In deciding which features to include in On the Go, the company’s biggest concern was how to parse down bn.com for wireless access. “We had to asking ourselves what features and functionalities will fit, given the medium the user will be accessing us through,” Albert says. In the end, Barnes & Noble relied on market research, focus groups, input from fellow booksellers and just plain common sense.

A major challenge was designing the site for the smaller Palm or cell phone screen. The site was run through two and a half weeks of usability tests. The Palm 7 aspects of On the Go require the user to download program-specific software (available at the web site) before accessing the site, while Palm 5 users need only an OmniSky modem, which installs the bn.com application with the modem software.

A customer uses one of two methods to find the desired purchase. On cellular phones, On the Go uses drill-down menus to reduce the need to type search queries. “It’s difficult to use the keypad on a cell phone to input anything but numbers,” Albert says. “So we presented our merchandise in a series of categories that grow as the user selects them. “Users browse through the lists, following links downward in the hierarchy until they find the title they want.”

Information is presented differently on the Palm, which has a more user-friendly interface. “The drill downs are still there,” Albert says, “but they aren’t as important, and the users can type in specific search queries.” On the Go allows users to access their existing online accounts with Barnes & Noble, offering the convenience of not having to re-input information such as shipping and billing specifics.

In addition, On the Go is integrated into backend services and databases that drive bn.com, says project manager David McCarthy: “The upshot from a database perspective is that we required no new servers, software, or coding.”

Barnes & Noble did, however, add web servers that could handle On the Go content in handheld device markup language. Also, an XML application server was needed to communicate with the backend Microsoft SQL Server databases and generate the HDML pages accessed by users. Albert won’t tell On the Go’s start-up costs but says it was a significant investment. “This was not a weekend project,” he says.

Despite the relative ease of integration and rapid production, On the Go hit a few minor technological roadblocks. The largest potential problem, McCarthy says, was designing a system that could deliver the same content to the many different wireless platforms. “We accounted for this by isolating our backend services from the various presentation formats,” he says. “We use an XML engine as a common data source for all devices rather than integrating each device into our backend data individually. Although we have to maintain the different presentations, we only have to maintain one integration point.”

The wireless site is integrated directly into the same SQL Server database as the regular site. No new software or hardware was required for the backend of the site, although a couple of new web servers were needed for the front end.

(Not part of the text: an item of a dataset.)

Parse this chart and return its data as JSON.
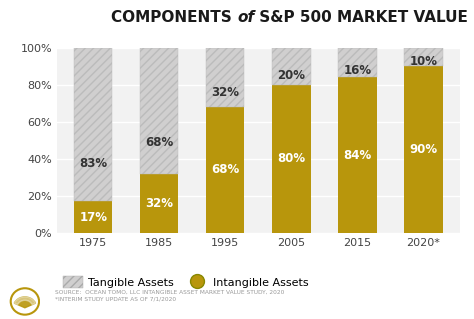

Front-end and back-end systems are integrated through XML. While company officials are mum on specifics, they say the site is exceeding sales expectations for the year.

With partners such as Sprint PCS, Verizon Wireless and AT&T, users can access On the Go with Internet-ready phones through not only the URL (mobile.bn.com) but also the browser menus present on the phone itself. “We’re No. 1 under ‘Shopping’ on AT&T,” Albert says. With cell phone use expected to grow from 90 million today to 131 million in 2004, bn.com could be tapping into more than a niche.